The most common currencies used in Forex trading are:

Country                            Currency                          3 letter symbol

USA                                       US Dollar                              USD

United Kingdom of GB     Pound Sterling                    GBP

Euro Zone members          Euro                                       EUR

Japan                                    Yen                                         JPY

Australia                              Australian Dollar                AUS

Canada                                 Canadian Dollar                  CAD

Switzerland                         Swiss Franc                          CHF

New Zealand                       New Zealand Dollar            NZD

Currency pairings

Currencies are paired together, e.g. GBP/USD is the Great British Pound and the US Dollar EUR/JPY is the Euro and the Japanese Yen.


[Image source: highend.eforexsignaling.com]

The exchange rates between all these currencies are constantly fluctuating due to the strength of each economy against the other. Like in a constant tug of war the position of the rope is changing constantly due to the strength of each opponent. These fluctuations in exchange rates are what traders seek to exploit in order to make their money. Many transactions are made on speculation, putting money on whether the exchange rate will go up or down. The ease of which transactions can be made on forex means that there is always a high liquidity, which means the amount of people buying and selling currency at any particular time. This makes the exchange rates between two currencies fluctuate constantly.

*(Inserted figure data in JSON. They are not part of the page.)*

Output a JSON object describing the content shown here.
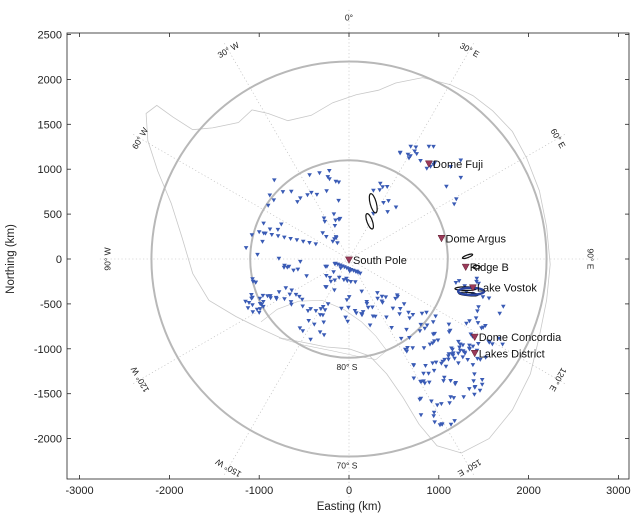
{
  "chart_data": {
    "type": "scatter",
    "projection": "polar stereographic",
    "title": "",
    "xlabel": "Easting (km)",
    "ylabel": "Northing (km)",
    "xlim": [
      -3100,
      3100
    ],
    "ylim": [
      -2450,
      2650
    ],
    "x_ticks": [
      -3000,
      -2000,
      -1000,
      0,
      1000,
      2000,
      3000
    ],
    "y_ticks": [
      -2000,
      -1500,
      -1000,
      -500,
      0,
      500,
      1000,
      1500,
      2000,
      2500
    ],
    "latitude_circles": [
      {
        "label": "80° S",
        "radius_km": 1100
      },
      {
        "label": "70° S",
        "radius_km": 2200
      }
    ],
    "longitude_labels": [
      "0°",
      "30° E",
      "60° E",
      "90° E",
      "120° E",
      "150° E",
      "30° W",
      "60° W",
      "90° W",
      "120° W",
      "150° W"
    ],
    "sites": [
      {
        "name": "Dome Fuji",
        "x": 890,
        "y": 1060
      },
      {
        "name": "Dome Argus",
        "x": 1030,
        "y": 230
      },
      {
        "name": "South Pole",
        "x": 0,
        "y": -10
      },
      {
        "name": "Ridge B",
        "x": 1300,
        "y": -90
      },
      {
        "name": "Lake Vostok",
        "x": 1380,
        "y": -320
      },
      {
        "name": "Dome Concordia",
        "x": 1400,
        "y": -870
      },
      {
        "name": "Lakes District",
        "x": 1400,
        "y": -1050
      }
    ],
    "colors": {
      "stations": "#3a5bb5",
      "sites": "#9b3a5a",
      "grid": "#b8b8b8",
      "coast": "#c8c8c8",
      "tracks": "#111111"
    }
  }
}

The Importance of the US Dollar

Us Dollar

[Image source: Wikipedia]

Like it or not the US Dollar is the most commonly traded currency in the forex stock exchange. Well over half the transactions which take place on Forex include the US dollar as one side of the pairing. Moreover it is the reserve currency for the whole world and the only currency used in the lucrative oil trade. Every other country must convert their own currencies into US Dollars in order to trade in oil, increasing its power in the world economy.

Ways of trading in Forex

Spot Markets

This is the simplest and most common way of trading. The trader takes two currencies and monitors the constant exchange rate between them. They buy or sell one of these accordingly to make a profit.


These are contracts to buy or sell a certain amount of assets at a fixed price at a future date.


Options are the opportunity to buy or sell assets on a certain expiration date. These can be traded both on Forex or the normal stock exchanges.

Exchange Traded Funds

This is a combination of stock and currency, which can be traded on both Forex and normal stock exchanges.